Katie Harkin (Sleater-Kinney, Sky Larkin) on Songs About People the Protagonist Hasn’t Met Yet – [Updated]

An exploration of the form, including responses from Shamir, Jenn Wasner (Wye Oak), Tom Fleming (Wild Beasts), Corin Tucker (Sleater-Kinney) and more.

Tom Fleming of Wild Beasts had this to say about Songs About People the Artist Hasn’t Met Yet—start with Katie Harkin, Jenn Wasner, Shamir’s thoughts, and check back for more throughout this week.

This makes me wonder about who the “I” and the “you” in love songs are. There’s this push/pull of speaking to EVERYONE WHO HAS EVER BEEN IN LOVE and giving just enough particulars to be believable in putting over the song.

There’s an old trope of the man-admiring-a-woman-from-afar-who-if-she-only-came-to-her-senses-silly-thing-they-could-be-so-happy-together, which is kind of an extension of the SAPTPHMY thing: a one-way imagining of what things might be like, or could be like. You think you know what you want, but, really, that person isn’t real yet; they’re only really an idea in the singer’s head.

To reverse that, I always remember a very young Taylor Swift’s “Love Story,” with all the Romeo and Juliet/star-crossed lovers/fate stuff that we’re all told we’re supposed to experience once (and only once, thank you very much).

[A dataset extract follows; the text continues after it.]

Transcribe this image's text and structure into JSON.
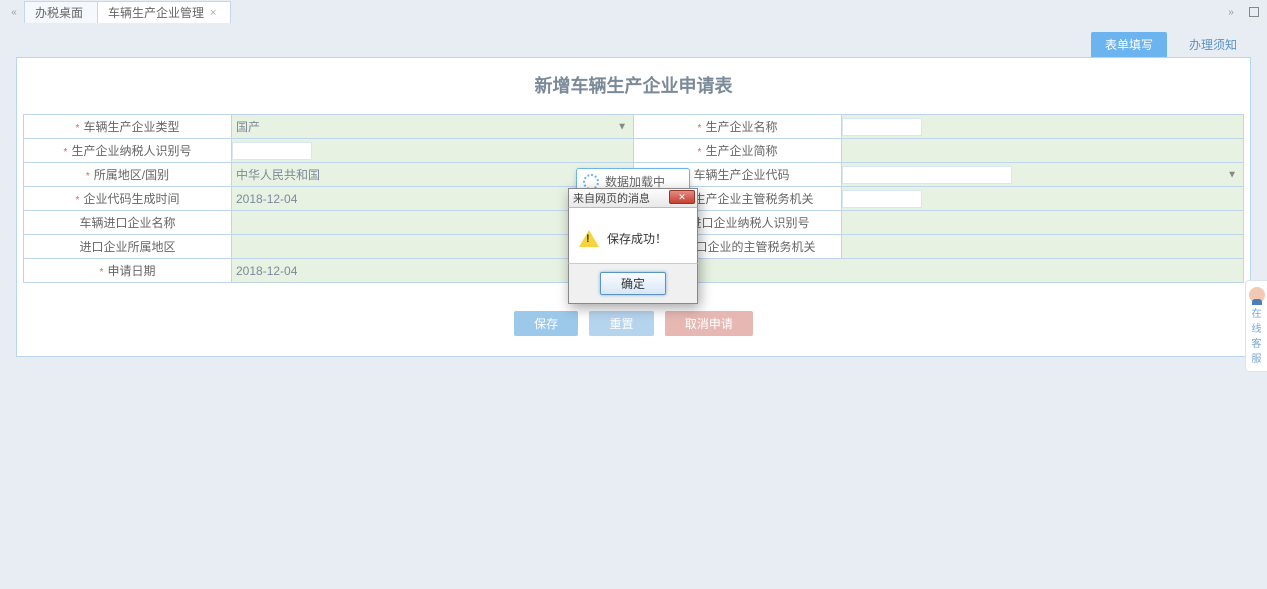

That there’s a Prince Charming who will pluck you from the dirt like a little daisy and your problems will simply melt and you will have completed your life’s story. It’s very pervasive, and of course very cynical, but it does tap into that idea that your life is a series of decisions, forks in the road that could have been different. Taylor’s naiveté is charming, and we’re supposed to identify with her optimism, but it’s really an awfully pessimistic idea: that life will always be a grind until something magical one day happens out of the blue. What a rip-off.

Having toured since her teens, Katie Harkin‘s reputation as an in-demand multi-instrumentalist has seen her pass through thirty countries whilst writing and releasing three critically acclaimed records with her own band Sky Larkin. Her work garnered the attention of friends and fellow former Leeds dwellers Wild Beasts, with whom she worked across their Smother tour, and reverberated across the pond to urgent cult trio Sleater-Kinney, who recruited her as a touring member upon their triumphant return to the live stage. Most recently, Harkin has performed across North America with Jenn Wasner of Wye Oak‘s solo project, Flock of Dimes and across the UK with Low. Now, (as she unveils her debut solo project) the collaborator steps out as the singular, her new setup giving further platform to her idiosyncratic, muscular guitar-playing and revealing a body of work that is equally propelled by a life on the move and anchored by her romance for the North of England.